Playing in Time
with David Rojas
Turner Foundation Music and Imagination Program Uses Jazz and Blues to Teach Life
By Charles Donelan | January 6, 2022
Five afternoons a week, a group of teens converges on the 500 block of West Canon Perdido for band practice in a new open-air studio. Despite their musical apprenticeship — the stops and starts, the flubs and retakes — a curious listener might be surprised to recognize that the themes and flights of lyricism are from the great Black music canon: jazz.

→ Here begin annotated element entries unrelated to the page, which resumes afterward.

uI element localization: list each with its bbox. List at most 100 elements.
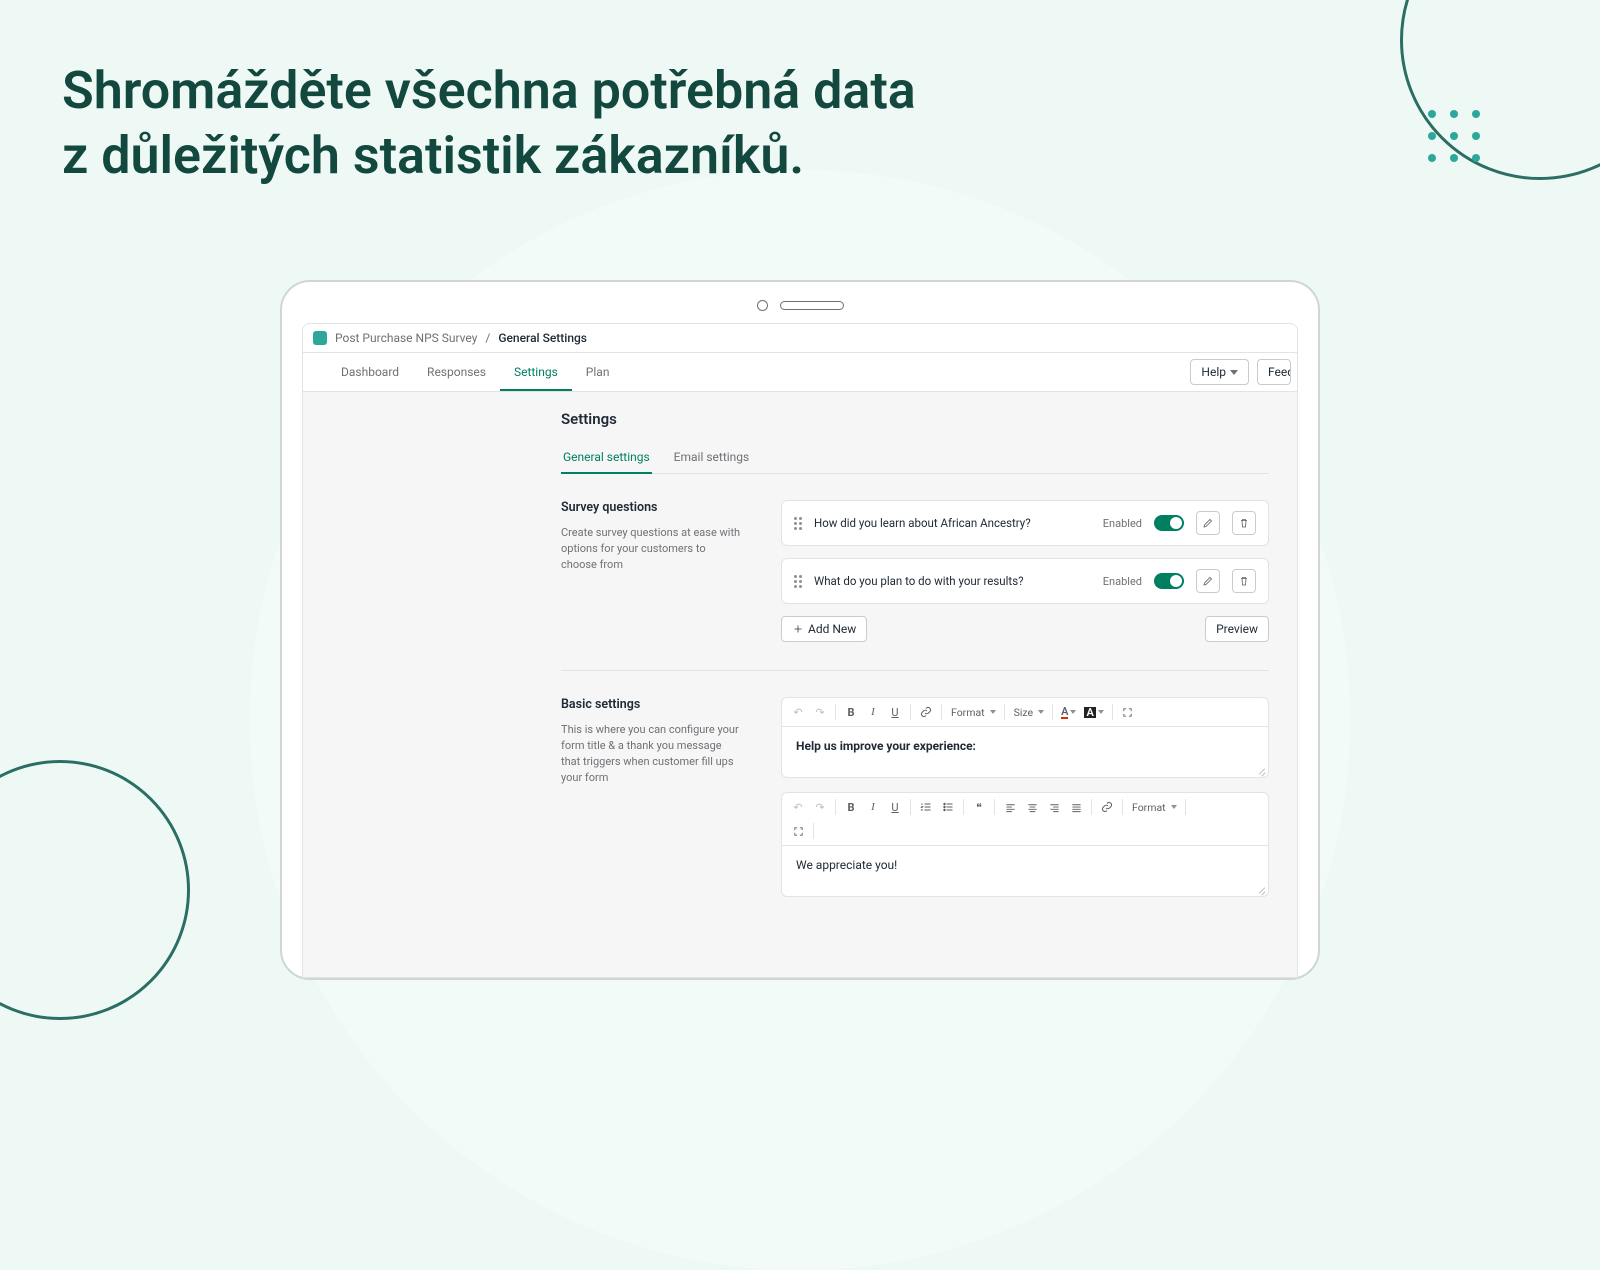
preview-button[interactable]: Preview <box>1205 616 1269 642</box>
ordered-list-icon <box>920 801 932 813</box>
underline-button[interactable]: U <box>885 702 905 722</box>
expand-icon <box>1122 707 1133 718</box>
decorative-dots <box>1428 110 1480 162</box>
question-card: What do you plan to do with your results… <box>781 558 1269 604</box>
tablet-frame: Post Purchase NPS Survey / General Setti… <box>280 280 1320 980</box>
align-center-button[interactable] <box>1022 797 1042 817</box>
pencil-icon <box>1202 517 1214 529</box>
align-justify-button[interactable] <box>1066 797 1086 817</box>
survey-section-title: Survey questions <box>561 500 741 515</box>
help-button-label: Help <box>1201 365 1226 379</box>
align-left-button[interactable] <box>1000 797 1020 817</box>
breadcrumb-current: General Settings <box>498 331 587 345</box>
align-right-icon <box>1049 802 1060 813</box>
thank-you-content[interactable]: We appreciate you! <box>782 846 1268 896</box>
app-titlebar: Post Purchase NPS Survey / General Setti… <box>303 324 1297 353</box>
link-icon <box>1101 801 1113 813</box>
size-select[interactable]: Size <box>1010 704 1047 721</box>
sub-tabs: General settings Email settings <box>561 442 1269 474</box>
rte-toolbar: ↶ ↷ B I U <box>782 793 1268 846</box>
bold-button[interactable]: B <box>841 702 861 722</box>
add-new-button[interactable]: Add New <box>781 616 867 642</box>
tab-plan[interactable]: Plan <box>572 353 624 391</box>
align-right-button[interactable] <box>1044 797 1064 817</box>
hero-line-2: z důležitých statistik zákazníků. <box>62 125 804 186</box>
pencil-icon <box>1202 575 1214 587</box>
survey-section-desc: Create survey questions at ease with opt… <box>561 525 741 573</box>
enabled-toggle[interactable] <box>1154 573 1184 589</box>
sub-tab-email[interactable]: Email settings <box>672 442 752 474</box>
undo-icon[interactable]: ↶ <box>788 797 808 817</box>
format-select[interactable]: Format <box>947 704 999 721</box>
form-title-editor: ↶ ↷ B I U Format <box>781 697 1269 778</box>
tab-responses[interactable]: Responses <box>413 353 500 391</box>
basic-section-title: Basic settings <box>561 697 741 712</box>
unordered-list-icon <box>942 801 954 813</box>
italic-button[interactable]: I <box>863 797 883 817</box>
question-text: How did you learn about African Ancestry… <box>814 516 1091 530</box>
rte-toolbar: ↶ ↷ B I U Format <box>782 698 1268 727</box>
basic-section-desc: This is where you can configure your for… <box>561 722 741 786</box>
bg-color-button[interactable]: A <box>1081 702 1106 722</box>
numbered-list-button[interactable] <box>916 797 936 817</box>
drag-handle-icon[interactable] <box>794 517 802 530</box>
delete-button[interactable] <box>1232 569 1256 593</box>
format-select[interactable]: Format <box>1128 799 1180 816</box>
bold-button[interactable]: B <box>841 797 861 817</box>
redo-icon[interactable]: ↷ <box>810 702 830 722</box>
tab-settings[interactable]: Settings <box>500 353 572 391</box>
trash-icon <box>1238 517 1250 529</box>
decorative-arc-bottom-left <box>0 760 190 1020</box>
maximize-button[interactable] <box>1118 702 1138 722</box>
enabled-toggle[interactable] <box>1154 515 1184 531</box>
redo-icon[interactable]: ↷ <box>810 797 830 817</box>
form-title-content[interactable]: Help us improve your experience: <box>782 727 1268 777</box>
breadcrumb-separator: / <box>485 331 490 345</box>
tablet-speaker-icon <box>780 301 844 310</box>
preview-label: Preview <box>1216 622 1258 636</box>
text-color-button[interactable]: A <box>1058 702 1079 722</box>
question-text: What do you plan to do with your results… <box>814 574 1091 588</box>
app-shell: Post Purchase NPS Survey / General Setti… <box>302 323 1298 978</box>
feedback-button[interactable]: Feedback <box>1257 359 1291 385</box>
align-justify-icon <box>1071 802 1082 813</box>
undo-icon[interactable]: ↶ <box>788 702 808 722</box>
plus-icon <box>792 623 804 635</box>
underline-button[interactable]: U <box>885 797 905 817</box>
trash-icon <box>1238 575 1250 587</box>
align-left-icon <box>1005 802 1016 813</box>
resize-handle-icon[interactable] <box>1256 765 1266 775</box>
resize-handle-icon[interactable] <box>1256 884 1266 894</box>
hero-line-1: Shromážděte všechna potřebná data <box>62 60 916 121</box>
drag-handle-icon[interactable] <box>794 575 802 588</box>
hero-heading: Shromážděte všechna potřebná data z důle… <box>62 58 916 188</box>
link-button[interactable] <box>916 702 936 722</box>
link-button[interactable] <box>1097 797 1117 817</box>
section-survey-questions: Survey questions Create survey questions… <box>561 500 1269 642</box>
question-status-label: Enabled <box>1103 575 1142 588</box>
link-icon <box>920 706 932 718</box>
italic-button[interactable]: I <box>863 702 883 722</box>
bullet-list-button[interactable] <box>938 797 958 817</box>
main-tabs: Dashboard Responses Settings Plan Help F… <box>303 353 1297 392</box>
thank-you-editor: ↶ ↷ B I U <box>781 792 1269 897</box>
help-button[interactable]: Help <box>1190 359 1249 385</box>
align-center-icon <box>1027 802 1038 813</box>
app-body: Settings General settings Email settings… <box>303 392 1297 977</box>
question-status-label: Enabled <box>1103 517 1142 530</box>
maximize-button[interactable] <box>788 821 808 841</box>
section-basic-settings: Basic settings This is where you can con… <box>561 697 1269 911</box>
breadcrumb-root[interactable]: Post Purchase NPS Survey <box>335 331 477 345</box>
blockquote-button[interactable]: ❝ <box>969 797 989 817</box>
edit-button[interactable] <box>1196 511 1220 535</box>
add-new-label: Add New <box>808 622 856 636</box>
edit-button[interactable] <box>1196 569 1220 593</box>
tablet-camera-icon <box>757 300 768 311</box>
app-logo-icon <box>313 331 327 345</box>
chevron-down-icon <box>1230 370 1238 375</box>
feedback-button-label: Feedback <box>1268 365 1291 379</box>
sub-tab-general[interactable]: General settings <box>561 442 652 474</box>
expand-icon <box>793 826 804 837</box>
tab-dashboard[interactable]: Dashboard <box>327 353 413 391</box>
delete-button[interactable] <box>1232 511 1256 535</box>
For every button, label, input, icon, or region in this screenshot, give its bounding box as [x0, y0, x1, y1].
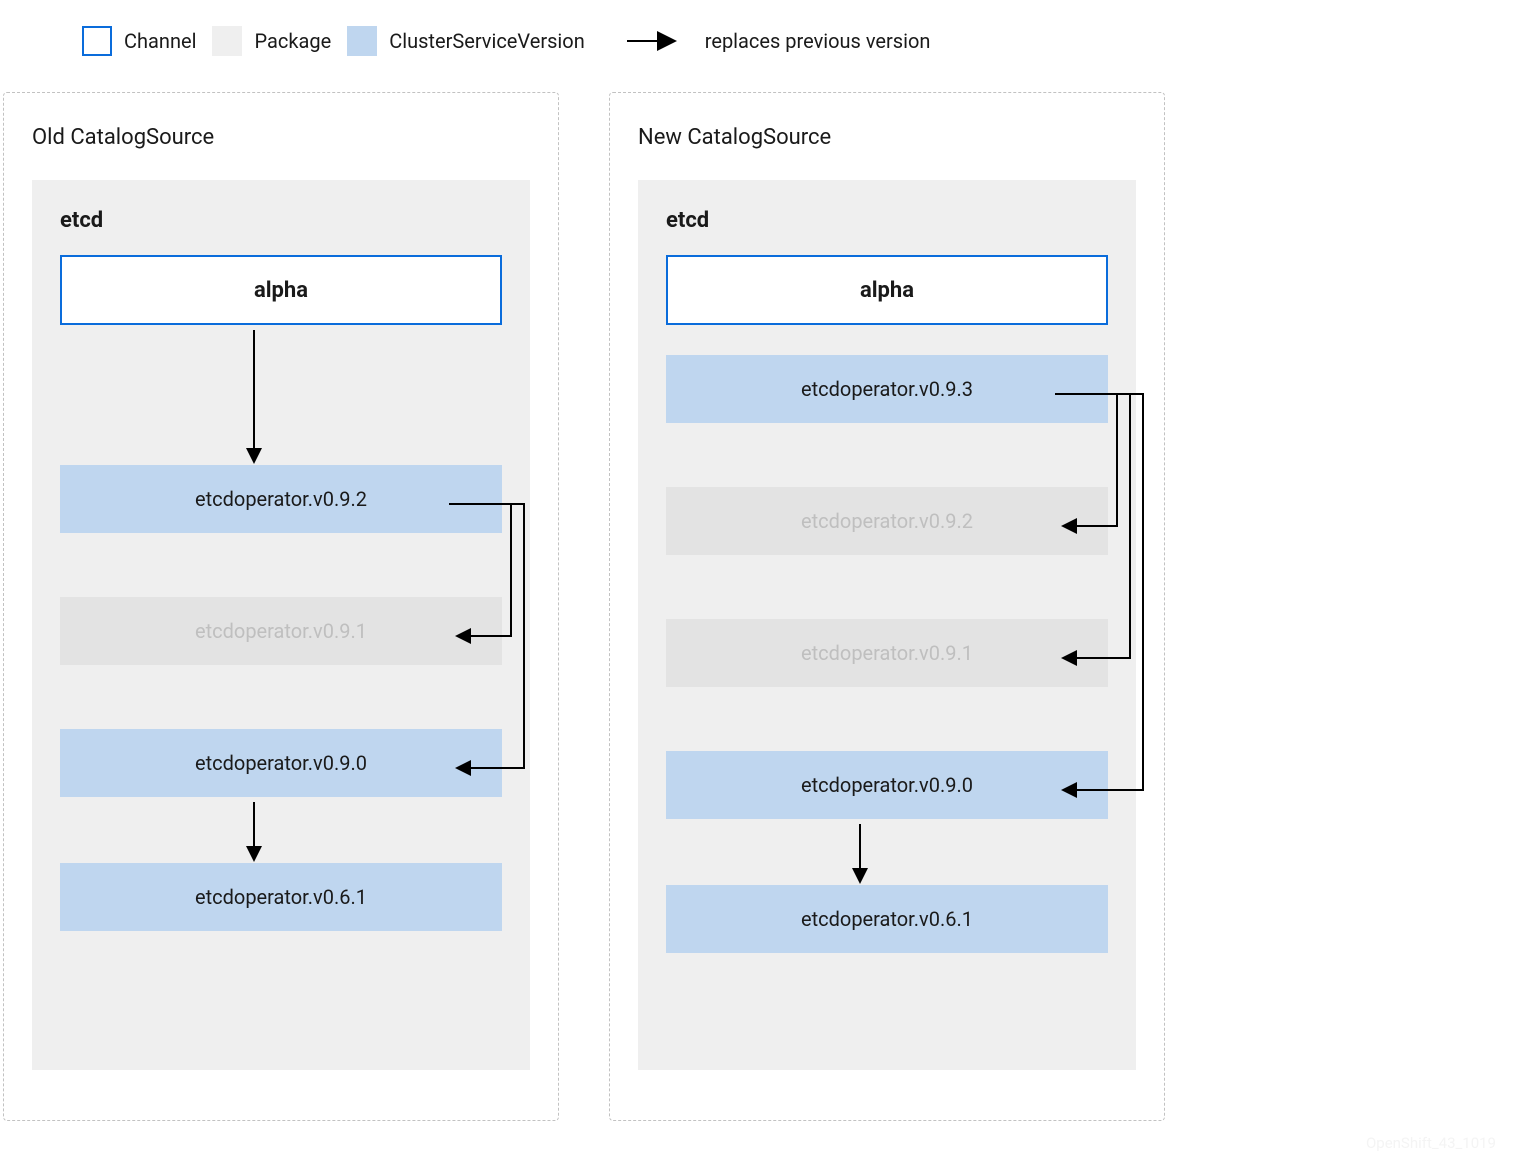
old-v090: etcdoperator.v0.9.0: [60, 729, 502, 797]
channel-swatch: [82, 26, 112, 56]
old-package-box: etcd alpha etcdoperator.v0.9.2 etcdopera…: [32, 180, 530, 1070]
legend-label-package: Package: [254, 29, 331, 53]
old-catalog-source: Old CatalogSource etcd alpha et: [3, 92, 559, 1121]
csv-swatch: [347, 26, 377, 56]
new-v061: etcdoperator.v0.6.1: [666, 885, 1108, 953]
legend-item-package: Package: [212, 26, 331, 56]
legend-label-channel: Channel: [124, 29, 196, 53]
new-v093: etcdoperator.v0.9.3: [666, 355, 1108, 423]
legend-label-csv: ClusterServiceVersion: [389, 29, 585, 53]
old-catalog-title: Old CatalogSource: [32, 125, 530, 150]
old-v091: etcdoperator.v0.9.1: [60, 597, 502, 665]
new-v091: etcdoperator.v0.9.1: [666, 619, 1108, 687]
legend-label-replaces: replaces previous version: [705, 29, 931, 53]
new-package-title: etcd: [666, 208, 1108, 233]
panels-container: Old CatalogSource etcd alpha et: [3, 92, 1165, 1121]
old-package-title: etcd: [60, 208, 502, 233]
legend-item-arrow: replaces previous version: [625, 29, 931, 53]
new-package-box: etcd alpha etcdoperator.v0.9.3 etcdopera…: [638, 180, 1136, 1070]
legend-item-csv: ClusterServiceVersion: [347, 26, 585, 56]
legend-item-channel: Channel: [82, 26, 196, 56]
new-v090: etcdoperator.v0.9.0: [666, 751, 1108, 819]
old-v092: etcdoperator.v0.9.2: [60, 465, 502, 533]
watermark: OpenShift_43_1019: [1366, 1134, 1496, 1152]
old-channel-alpha: alpha: [60, 255, 502, 325]
old-v061: etcdoperator.v0.6.1: [60, 863, 502, 931]
new-channel-alpha: alpha: [666, 255, 1108, 325]
new-v092: etcdoperator.v0.9.2: [666, 487, 1108, 555]
legend: Channel Package ClusterServiceVersion re…: [82, 26, 930, 56]
package-swatch: [212, 26, 242, 56]
new-catalog-source: New CatalogSource etcd alpha et: [609, 92, 1165, 1121]
arrow-icon: [625, 31, 681, 51]
new-catalog-title: New CatalogSource: [638, 125, 1136, 150]
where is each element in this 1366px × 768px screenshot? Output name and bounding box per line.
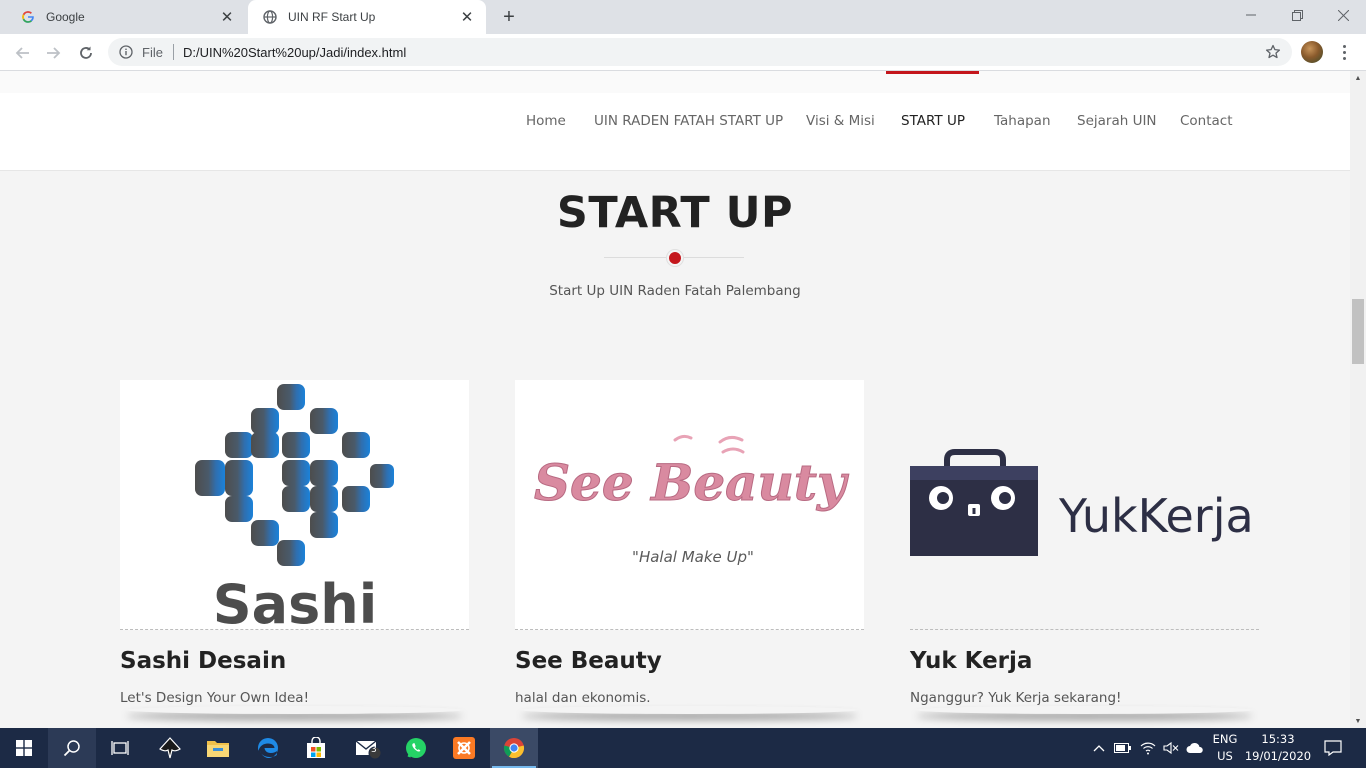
chrome-icon[interactable] <box>490 728 538 768</box>
section-subtitle: Start Up UIN Raden Fatah Palembang <box>549 283 801 299</box>
reload-icon[interactable] <box>72 39 100 67</box>
browser-tab-strip: Google ✕ UIN RF Start Up ✕ + <box>0 0 1366 34</box>
xampp-icon[interactable] <box>440 728 488 768</box>
new-tab-button[interactable]: + <box>497 5 521 29</box>
card-title[interactable]: Sashi Desain <box>120 648 286 674</box>
site-header: Home UIN RADEN FATAH START UP Visi & Mis… <box>0 71 1350 171</box>
whatsapp-icon[interactable] <box>392 728 440 768</box>
nav-home[interactable]: Home <box>526 93 566 149</box>
card-description: halal dan ekonomis. <box>515 690 651 706</box>
see-beauty-logo: See Beauty "Halal Make Up" <box>515 380 864 630</box>
see-beauty-logo-text: See Beauty <box>534 453 849 512</box>
tab-google[interactable]: Google ✕ <box>6 0 246 34</box>
card-title[interactable]: Yuk Kerja <box>910 648 1032 674</box>
yuk-kerja-logo-text: YukKerja <box>1058 489 1254 543</box>
mail-icon[interactable]: 3 <box>344 728 392 768</box>
main-nav: Home UIN RADEN FATAH START UP Visi & Mis… <box>0 93 1350 149</box>
minimize-icon[interactable] <box>1228 0 1274 30</box>
info-icon[interactable] <box>118 44 134 60</box>
sashi-logo-text: Sashi <box>213 573 377 630</box>
tab-title: UIN RF Start Up <box>288 10 376 24</box>
startup-card-sashi[interactable]: Sashi Sashi Desain Let's Design Your Own… <box>120 380 469 712</box>
startup-card-yuk-kerja[interactable]: YukKerja Yuk Kerja Nganggur? Yuk Kerja s… <box>910 380 1259 712</box>
menu-icon[interactable] <box>1334 40 1354 64</box>
mail-badge-count: 3 <box>371 745 377 755</box>
bookmark-star-icon[interactable] <box>1264 43 1282 61</box>
browser-toolbar: File D:/UIN%20Start%20up/Jadi/index.html <box>0 34 1366 71</box>
task-view-icon[interactable] <box>96 728 144 768</box>
url-scheme-label: File <box>142 44 163 60</box>
onedrive-cloud-icon[interactable] <box>1184 728 1206 768</box>
store-icon[interactable] <box>292 728 340 768</box>
nav-start-up[interactable]: START UP <box>901 93 965 149</box>
yuk-kerja-logo: YukKerja <box>910 380 1259 630</box>
startup-card-see-beauty[interactable]: See Beauty "Halal Make Up" See Beauty ha… <box>515 380 864 712</box>
profile-avatar[interactable] <box>1301 41 1323 63</box>
restore-icon[interactable] <box>1274 0 1320 30</box>
clock-time: 15:33 <box>1261 732 1295 746</box>
page-viewport: Home UIN RADEN FATAH START UP Visi & Mis… <box>0 71 1350 728</box>
search-icon[interactable] <box>48 728 96 768</box>
close-icon[interactable]: ✕ <box>456 6 478 28</box>
system-clock[interactable]: 15:33 19/01/2020 <box>1243 728 1313 768</box>
chevron-up-icon[interactable] <box>1090 728 1108 768</box>
google-icon <box>20 9 36 25</box>
windows-start-icon[interactable] <box>0 728 48 768</box>
globe-icon <box>262 9 278 25</box>
tab-uin-rf-start-up[interactable]: UIN RF Start Up ✕ <box>248 0 486 34</box>
scroll-thumb[interactable] <box>1352 299 1364 364</box>
notifications-icon[interactable] <box>1318 728 1348 768</box>
divider <box>172 44 174 60</box>
url-text[interactable]: D:/UIN%20Start%20up/Jadi/index.html <box>183 45 406 60</box>
scroll-down-arrow-icon[interactable]: ▼ <box>1350 714 1366 728</box>
scroll-up-arrow-icon[interactable]: ▲ <box>1350 71 1366 85</box>
close-icon[interactable]: ✕ <box>216 6 238 28</box>
windows-taskbar: 3 ENG US 15:33 19/01/2020 <box>0 728 1366 768</box>
card-title[interactable]: See Beauty <box>515 648 662 674</box>
tab-title: Google <box>46 10 85 24</box>
language-indicator[interactable]: ENG US <box>1207 728 1243 768</box>
page-scrollbar[interactable]: ▲ ▼ <box>1350 71 1366 728</box>
nav-active-indicator <box>886 71 979 74</box>
back-icon[interactable] <box>8 39 36 67</box>
close-window-icon[interactable] <box>1320 0 1366 30</box>
clock-date: 19/01/2020 <box>1244 749 1312 763</box>
edge-icon[interactable] <box>244 728 292 768</box>
nav-contact[interactable]: Contact <box>1180 93 1233 149</box>
card-description: Nganggur? Yuk Kerja sekarang! <box>910 690 1122 706</box>
nav-tahapan[interactable]: Tahapan <box>994 93 1051 149</box>
nav-visi-misi[interactable]: Visi & Misi <box>806 93 875 149</box>
file-explorer-icon[interactable] <box>194 728 242 768</box>
volume-muted-icon[interactable] <box>1160 728 1182 768</box>
card-description: Let's Design Your Own Idea! <box>120 690 309 706</box>
battery-icon[interactable] <box>1112 728 1134 768</box>
sashi-logo: Sashi <box>120 380 469 630</box>
title-divider-dot <box>667 250 683 266</box>
forward-icon[interactable] <box>40 39 68 67</box>
section-title: START UP <box>556 188 794 238</box>
see-beauty-tagline: "Halal Make Up" <box>632 548 754 566</box>
wifi-icon[interactable] <box>1137 728 1159 768</box>
nav-uin-raden-fatah-start-up[interactable]: UIN RADEN FATAH START UP <box>594 93 783 149</box>
inkscape-icon[interactable] <box>146 728 194 768</box>
nav-sejarah-uin[interactable]: Sejarah UIN <box>1077 93 1157 149</box>
address-bar[interactable]: File D:/UIN%20Start%20up/Jadi/index.html <box>108 38 1292 66</box>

Approximately 40 students from the Lighthouse and Village at Santa Barbara apartments are currently enrolled in the Turner Foundation Music and Imagination Program (TFMI), where they are learning to play classic jazz and blues compositions by mid-20th-century greats, such as Thad Jones, Herbie Hancock, Hazel Scott, and Sonny Rollins. Whether they are 14-year-old veterans or 9-year-old beginners, these Westside kids choose to spend their precious after-school hours practicing the chord changes of bebop and the intervals of the blues. What, in 2021, could be motivating them to do this?
The answer is the story of the Turner Foundation Music and Imagination program (TFMI) and how its director, David Rojas, is bringing the joy and the discipline of structured musical improvisation to the youth of the city’s Westside.